Daniel Dingel (1928–2010) was a Filipino engineer who claimed to have invented a "hydrogen reactor" that could power a water-fuelled car.

==Hydrogen reactor car==
Dingel said he began working on his hydrogen reactor in 1969, and claimed to have used the device to power his 1996 Toyota Corolla. Dingle claimed that his invention splits hydrogen from water in an onboard water tank, and does not produce any carbon emissions. However, he never revealed the secret to his invention. In an interview with the Philippine Daily Inquirer, Dingel said that he would be willing to reveal the secret of his invention if the buyer would hire 200 Filipinos and their families.

Dingel was known as a vocal critic of Filipino government officials and scientists who refused to support his invention. The Philippines Department of Science and Technology, in turn, has declared his invention a hoax.

==Investment by Formosa Plastics Group and estafa case==
In November 2000, John Ding Young of Formosa Plastics Group (FPG) sought Dingel out and, convinced that the invention was genuine, signed a "preliminary understanding" with him for several projects. He aimed to have business partners, get an international patent, and commercialize his technology.
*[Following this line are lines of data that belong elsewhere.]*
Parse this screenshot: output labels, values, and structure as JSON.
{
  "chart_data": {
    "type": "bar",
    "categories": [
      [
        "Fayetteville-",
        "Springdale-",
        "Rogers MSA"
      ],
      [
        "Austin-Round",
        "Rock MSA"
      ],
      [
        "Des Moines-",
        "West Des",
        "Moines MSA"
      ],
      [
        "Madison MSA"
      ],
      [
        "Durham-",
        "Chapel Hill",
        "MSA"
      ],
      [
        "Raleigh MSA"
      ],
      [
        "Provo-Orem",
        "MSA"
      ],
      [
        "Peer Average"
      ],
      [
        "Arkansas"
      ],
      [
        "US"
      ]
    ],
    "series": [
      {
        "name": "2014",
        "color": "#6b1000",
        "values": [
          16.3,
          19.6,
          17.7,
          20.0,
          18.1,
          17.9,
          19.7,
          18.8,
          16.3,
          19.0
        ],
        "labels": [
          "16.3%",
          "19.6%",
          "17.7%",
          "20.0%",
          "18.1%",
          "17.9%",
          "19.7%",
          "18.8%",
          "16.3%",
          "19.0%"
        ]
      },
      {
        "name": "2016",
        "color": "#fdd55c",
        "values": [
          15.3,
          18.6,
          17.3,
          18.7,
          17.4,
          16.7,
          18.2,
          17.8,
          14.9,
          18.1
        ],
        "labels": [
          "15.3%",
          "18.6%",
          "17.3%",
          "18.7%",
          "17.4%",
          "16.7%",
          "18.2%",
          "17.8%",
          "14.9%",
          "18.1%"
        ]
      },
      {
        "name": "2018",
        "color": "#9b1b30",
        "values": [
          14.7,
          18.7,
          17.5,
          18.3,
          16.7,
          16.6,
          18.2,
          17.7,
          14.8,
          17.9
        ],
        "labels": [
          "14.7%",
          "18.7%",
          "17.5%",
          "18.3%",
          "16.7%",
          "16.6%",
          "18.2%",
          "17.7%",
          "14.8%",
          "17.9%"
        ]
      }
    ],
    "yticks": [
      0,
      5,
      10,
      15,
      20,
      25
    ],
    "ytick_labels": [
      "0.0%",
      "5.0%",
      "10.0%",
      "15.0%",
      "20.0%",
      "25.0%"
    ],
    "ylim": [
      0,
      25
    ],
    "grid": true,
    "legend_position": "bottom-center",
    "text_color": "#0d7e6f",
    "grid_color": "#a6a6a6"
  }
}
In December 2008, Dingel became even more controversial when he was found guilty and sentenced to a maximum of 20 years imprisonment in an estafa (swindling) case filed against him by Young and FPG. In a decision dated December 9, 2008, Judge Rolando How of the Parañaque Regional Trial Court's Branch 257 found him guilty of taking $410,000 from FPG, saying that Dingel "defrauded Young when the inventor failed to fulfill his obligation of developing his 'hydrogen reactor' and creating experimental cars in 2000."

Young claimed that Dingel signed a joint venture agreement with FPG, and initially received $30,000 in goodwill money and $20,000 for research and development. Young said that Dingel then visited the FPG headquarters in Taipei and asked for $300,000 so he could purchase three cars which he would use as prototypes when he returned to the Philippines. Young added that in September 2001 he sent another $60,000 in additional funds, as agreed upon in the joint venture agreement.

Former Solicitor General of the Philippines Francisco Chavez, whom Dingel asked to serve as his counsel, said that he would appeal the court decision before it became final on Christmas Eve 2008.

Dingel died on October 18, 2010, in Las Pinas City, Metro Manila in the Philippines.